3. Real estate will be the weakest sector in the stock market
The real estate sector has been a major underperformer this year. Until October 28th, S&P 500 By 2022, it will decrease by about 19%, but Vanguard Real Estate ETF (VNQ 0.64%) is down 29%.
It’s not that the underlying business isn’t doing well. For the most part, real estate investment trusts (REITs) are designed to remain profitable and predictable in any environment. But a rising interest rate environment is generally a negative catalyst for income-oriented stocks like REITs.

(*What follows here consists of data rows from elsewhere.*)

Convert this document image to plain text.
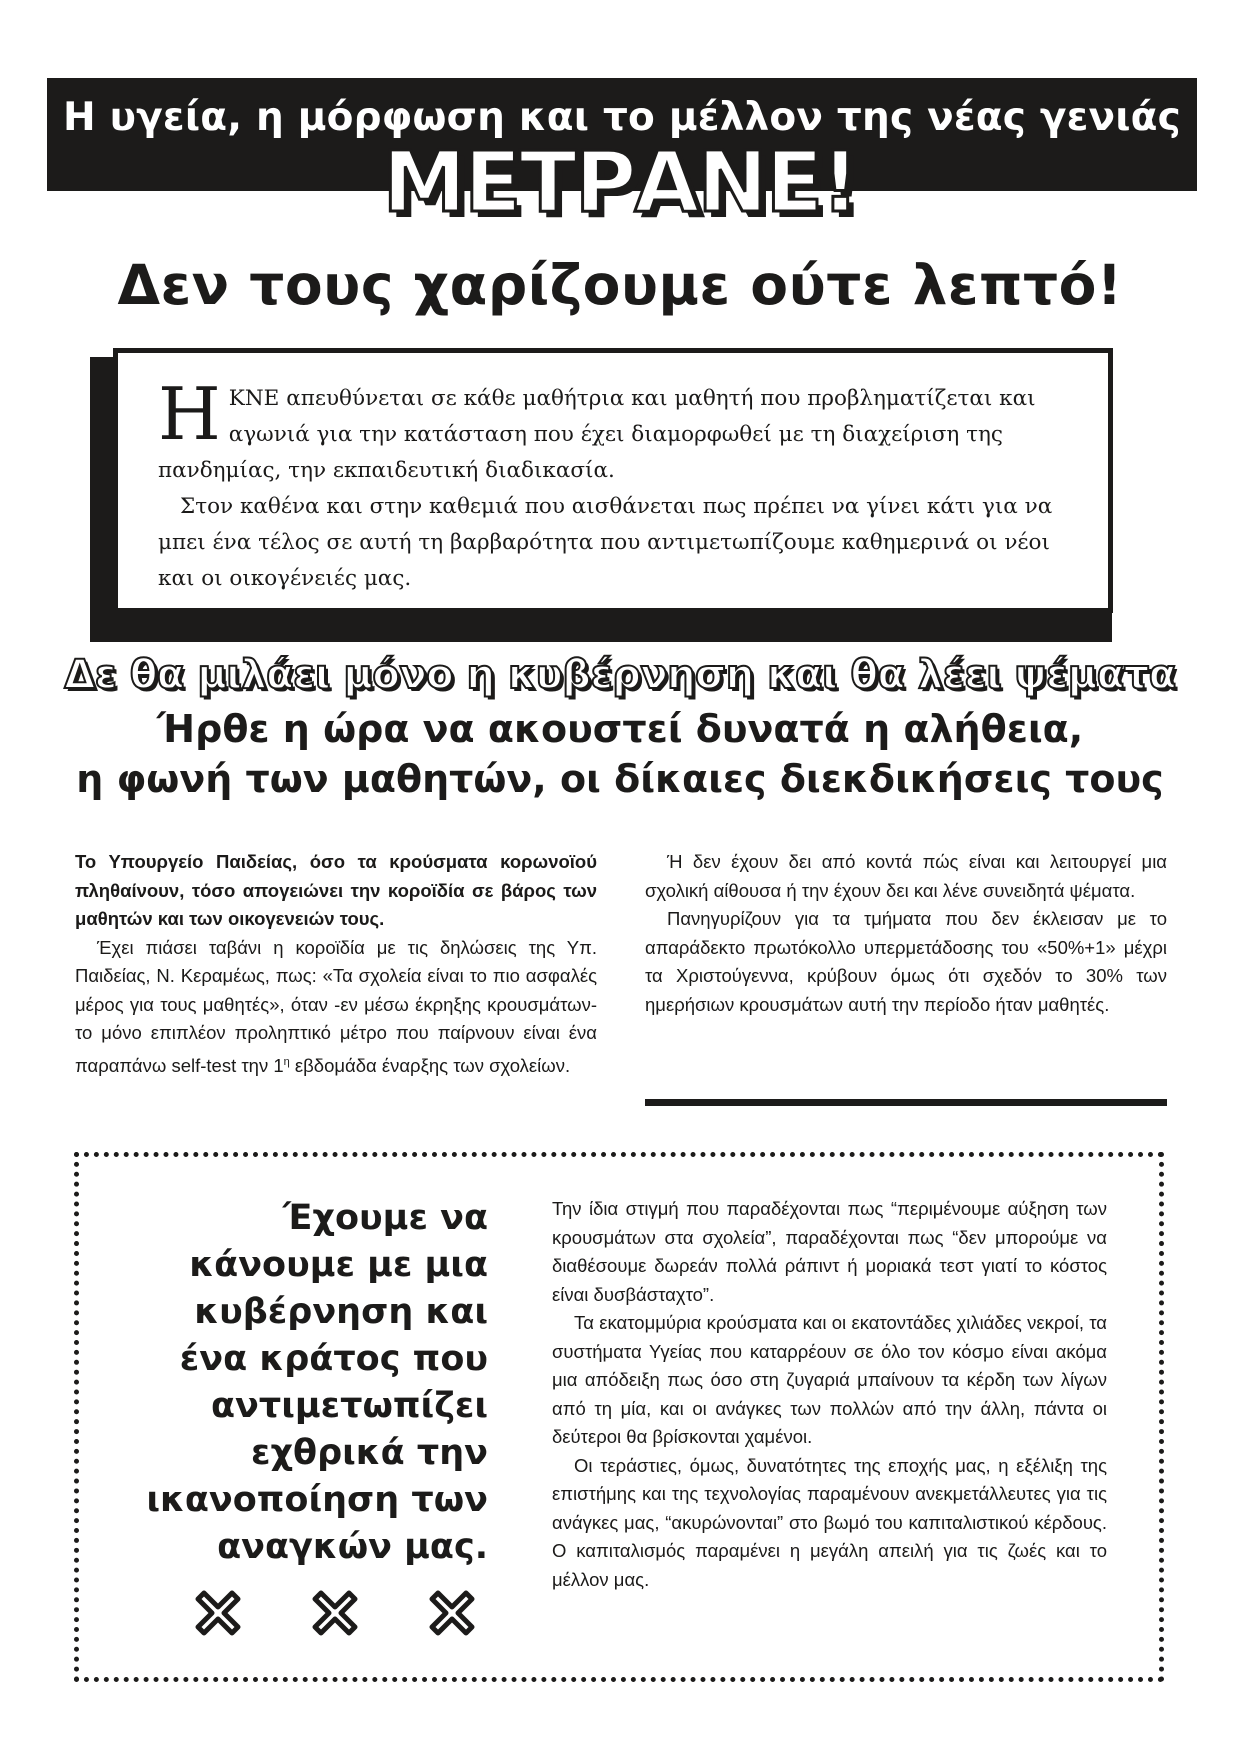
Η υγεία, η μόρφωση και το μέλλον της νέας γενιάς
ΜΕΤΡΑΝΕ!
Δεν τους χαρίζουμε ούτε λεπτό!

ΗΚΝΕ απευθύνεται σε κάθε μαθήτρια και μαθητή που προβληματίζεται και αγωνιά για την κατάσταση που έχει διαμορφωθεί με τη διαχείριση της πανδημίας, την εκπαιδευτική διαδικασία.

Στον καθένα και στην καθεμιά που αισθάνεται πως πρέπει να γίνει κάτι για να μπει ένα τέλος σε αυτή τη βαρβαρότητα που αντιμετωπίζουμε καθημερινά οι νέοι και οι οικογένειές μας.

Δε θα μιλάει μόνο η κυβέρνηση και θα λέει ψέματα
Ήρθε η ώρα να ακουστεί δυνατά η αλήθεια,
η φωνή των μαθητών, οι δίκαιες διεκδικήσεις τους

Το Υπουργείο Παιδείας, όσο τα κρούσματα κορωνοϊού πληθαίνουν, τόσο απογειώνει την κοροϊδία σε βάρος των μαθητών και των οικογενειών τους.

Έχει πιάσει ταβάνι η κοροϊδία με τις δηλώσεις της Υπ. Παιδείας, Ν. Κεραμέως, πως: «Τα σχολεία είναι το πιο ασφαλές μέρος για τους μαθητές», όταν -εν μέσω έκρηξης κρουσμάτων- το μόνο επιπλέον προληπτικό μέτρο που παίρνουν είναι ένα παραπάνω self-test την $1^\eta$ εβδομάδα έναρξης των σχολείων.

Ή δεν έχουν δει από κοντά πώς είναι και λειτουργεί μια σχολική αίθουσα ή την έχουν δει και λένε συνειδητά ψέματα.

Πανηγυρίζουν για τα τμήματα που δεν έκλεισαν με το απαράδεκτο πρωτόκολλο υπερμετάδοσης του «50%+1» μέχρι τα Χριστούγεννα, κρύβουν όμως ότι σχεδόν το 30% των ημερήσιων κρουσμάτων αυτή την περίοδο ήταν μαθητές.

Έχουμε να κάνουμε με μια κυβέρνηση και ένα κράτος που αντιμετωπίζει εχθρικά την ικανοποίηση των αναγκών μας.

Την ίδια στιγμή που παραδέχονται πως “περιμένουμε αύξηση των κρουσμάτων στα σχολεία”, παραδέχονται πως “δεν μπορούμε να διαθέσουμε δωρεάν πολλά ράπιντ ή μοριακά τεστ γιατί το κόστος είναι δυσβάσταχτο”.

Τα εκατομμύρια κρούσματα και οι εκατοντάδες χιλιάδες νεκροί, τα συστήματα Υγείας που καταρρέουν σε όλο τον κόσμο είναι ακόμα μια απόδειξη πως όσο στη ζυγαριά μπαίνουν τα κέρδη των λίγων από τη μία, και οι ανάγκες των πολλών από την άλλη, πάντα οι δεύτεροι θα βρίσκονται χαμένοι.

Οι τεράστιες, όμως, δυνατότητες της εποχής μας, η εξέλιξη της επιστήμης και της τεχνολογίας παραμένουν ανεκμετάλλευτες για τις ανάγκες μας, “ακυρώνονται” στο βωμό του καπιταλιστικού κέρδους. Ο καπιταλισμός παραμένει η μεγάλη απειλή για τις ζωές και το μέλλον μας.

Without a long economics lesson, the general idea is that when risk-free interest rates rise (like those offered by US Treasuries), so do the yields of “riskier” investments such as stocks. It tends to go up, which is what causes the stock price. drop down. Investors wouldn’t be surprised if the real estate sector ends the year on a weak note as they expect the Fed to lift him another 75 basis points in November and at least another 50 basis points in December.
i don’t have a crystal ball
Just to be clear, there are absolutely no guarantees that these things will happen. It’s also quite possible that I’m completely wrong on one or more of them. But one thing is for sure, this is one of them. Even if only slightly The predictable real estate market of my lifetime. All I can do is consider trends and overall economic conditions. Invest accordingly.